Ng is teaching a sophomore design studio and a senior seminar online this fall. She uses Google Slides for reading discussions. While the class uses Zoom for audio, instead of looking at a grid of faces on Zoom, students open the slides and interact by editing the text real-time.

Ng’s studio group is designing a small performing arts theater in conversation with MECA Houston, a Latino Arts organization. Since the building is currently quite empty, the arts director, Armando Silva, agreed to take the group on a socially-distanced, in-person tour.

Desk critiques and the jury –– a formal review at the middle and end of the semester –– which Ng describes as a crucial part of classes, will also look different this year. Students from different studios usually present their work in front of the whole architecture school and a panel of faculty and external critics.

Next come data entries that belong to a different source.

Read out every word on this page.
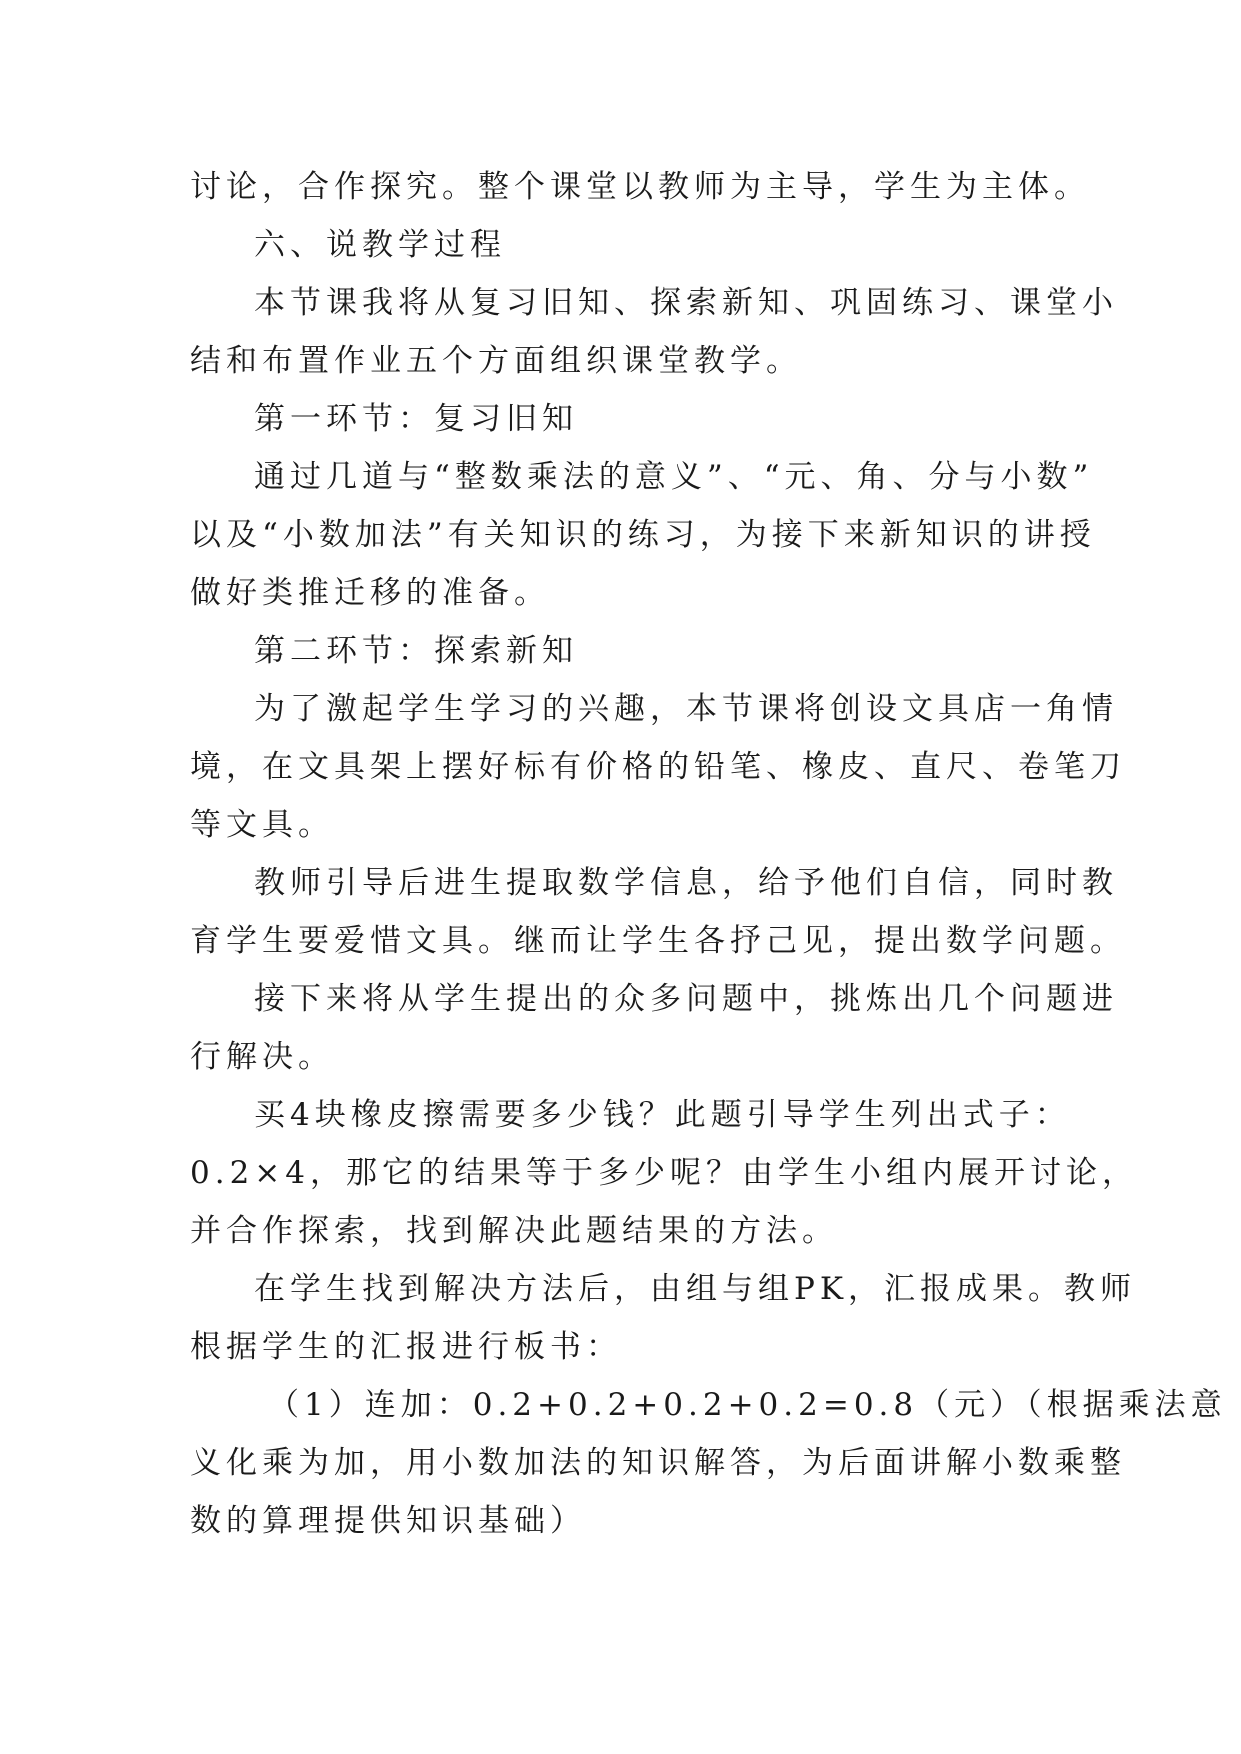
讨论，合作探究。整个课堂以教师为主导，学生为主体。
六、说教学过程
本节课我将从复习旧知、探索新知、巩固练习、课堂小
结和布置作业五个方面组织课堂教学。
第一环节：复习旧知
通过几道与“整数乘法的意义”、“元、角、分与小数”
以及“小数加法”有关知识的练习，为接下来新知识的讲授
做好类推迁移的准备。
第二环节：探索新知
为了激起学生学习的兴趣，本节课将创设文具店一角情
境，在文具架上摆好标有价格的铅笔、橡皮、直尺、卷笔刀
等文具。
教师引导后进生提取数学信息，给予他们自信，同时教
育学生要爱惜文具。继而让学生各抒己见，提出数学问题。
接下来将从学生提出的众多问题中，挑炼出几个问题进
行解决。
买4块橡皮擦需要多少钱？此题引导学生列出式子：
0.2×4，那它的结果等于多少呢？由学生小组内展开讨论，
并合作探索，找到解决此题结果的方法。
在学生找到解决方法后，由组与组PK，汇报成果。教师
根据学生的汇报进行板书：
（1）连加：0.2+0.2+0.2+0.2=0.8（元）（根据乘法意
义化乘为加，用小数加法的知识解答，为后面讲解小数乘整
数的算理提供知识基础）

“It’s a big affair,” Ng said. “And now that will be all online. So it’ll be interesting to see how that plays out.”

Can Erdogan, a Hanszen College sophomore and international student from Turkey, is taking classes online from Iskenderun, a southern coastal town in Turkey. Erdogan said that the time zone difference has been a downside. His chemistry lab ends at 1 a.m. in his local time zone. While he’d usually spend a few hours going over the material again while it’s fresh in his mind, the time zone difference makes this difficult.

“I’ve found myself going to bed at 6 a.m., 7 a.m. That started to become very unhealthy for me. I started getting headaches,” Erdogan said. “I just found that really hard to adapt.”

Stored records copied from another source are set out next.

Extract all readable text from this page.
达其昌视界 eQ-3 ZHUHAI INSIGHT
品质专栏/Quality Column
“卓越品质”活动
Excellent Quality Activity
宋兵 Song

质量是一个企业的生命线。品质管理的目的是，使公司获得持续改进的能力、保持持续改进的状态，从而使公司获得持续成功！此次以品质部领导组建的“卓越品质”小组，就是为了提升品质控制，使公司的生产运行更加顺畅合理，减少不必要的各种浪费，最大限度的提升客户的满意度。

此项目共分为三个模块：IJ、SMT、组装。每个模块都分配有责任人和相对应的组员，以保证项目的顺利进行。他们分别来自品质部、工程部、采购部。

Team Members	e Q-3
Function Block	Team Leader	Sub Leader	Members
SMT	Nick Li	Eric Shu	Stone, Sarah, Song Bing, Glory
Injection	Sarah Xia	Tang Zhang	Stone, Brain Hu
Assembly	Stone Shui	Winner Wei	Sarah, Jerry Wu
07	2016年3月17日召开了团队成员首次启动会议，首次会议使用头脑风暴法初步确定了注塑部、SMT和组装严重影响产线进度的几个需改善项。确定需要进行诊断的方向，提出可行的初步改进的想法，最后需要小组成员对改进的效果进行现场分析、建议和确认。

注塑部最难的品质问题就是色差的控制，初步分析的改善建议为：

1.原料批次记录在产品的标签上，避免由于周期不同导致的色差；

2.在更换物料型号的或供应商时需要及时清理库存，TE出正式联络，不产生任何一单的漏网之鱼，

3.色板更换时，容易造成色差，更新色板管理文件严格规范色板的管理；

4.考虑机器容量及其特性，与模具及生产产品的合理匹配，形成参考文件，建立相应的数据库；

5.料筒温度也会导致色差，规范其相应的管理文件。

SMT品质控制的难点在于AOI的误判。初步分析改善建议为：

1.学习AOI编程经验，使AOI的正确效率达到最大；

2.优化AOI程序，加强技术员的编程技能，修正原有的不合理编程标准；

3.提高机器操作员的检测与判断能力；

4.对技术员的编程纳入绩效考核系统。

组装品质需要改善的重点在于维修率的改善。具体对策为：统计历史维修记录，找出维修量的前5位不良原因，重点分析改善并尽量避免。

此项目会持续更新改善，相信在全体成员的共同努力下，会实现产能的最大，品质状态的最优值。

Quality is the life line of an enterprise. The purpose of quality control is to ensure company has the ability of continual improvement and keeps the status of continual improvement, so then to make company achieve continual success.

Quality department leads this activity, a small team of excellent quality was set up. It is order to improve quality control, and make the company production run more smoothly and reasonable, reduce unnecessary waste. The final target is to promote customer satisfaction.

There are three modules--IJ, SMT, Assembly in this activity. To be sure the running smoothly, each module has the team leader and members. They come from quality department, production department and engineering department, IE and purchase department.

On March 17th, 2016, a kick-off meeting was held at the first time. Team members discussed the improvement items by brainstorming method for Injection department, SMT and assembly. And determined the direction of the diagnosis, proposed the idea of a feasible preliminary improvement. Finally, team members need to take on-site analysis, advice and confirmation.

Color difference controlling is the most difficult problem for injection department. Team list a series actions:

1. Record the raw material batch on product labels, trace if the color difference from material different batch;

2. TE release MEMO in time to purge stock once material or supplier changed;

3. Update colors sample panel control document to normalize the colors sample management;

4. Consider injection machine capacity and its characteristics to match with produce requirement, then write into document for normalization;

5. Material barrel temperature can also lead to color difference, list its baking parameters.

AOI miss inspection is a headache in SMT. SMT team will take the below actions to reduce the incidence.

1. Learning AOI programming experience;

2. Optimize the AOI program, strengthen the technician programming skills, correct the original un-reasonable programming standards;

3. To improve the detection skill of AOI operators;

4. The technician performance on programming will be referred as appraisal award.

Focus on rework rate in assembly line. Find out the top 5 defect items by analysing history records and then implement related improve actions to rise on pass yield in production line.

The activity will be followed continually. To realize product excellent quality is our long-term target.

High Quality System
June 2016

Erdogan said that despite this, he’s been able to have the same intellectual experience that Rice normally provides students with. In addition to that, getting to spend time with his family has been an unexpected surprise.

“I went to a boarding school in high school and we spent so much time apart for many years,” Erdogan said. “I know that it’s a major global tragedy but being able to [spend] this hard time with your family is a really good thing.”

Erdogan is currently living with his parents, but if circumstances allow, he said he plans to move to Istanbul in a few weeks to conduct medical research, which is only possible because of the flexibility of online classes.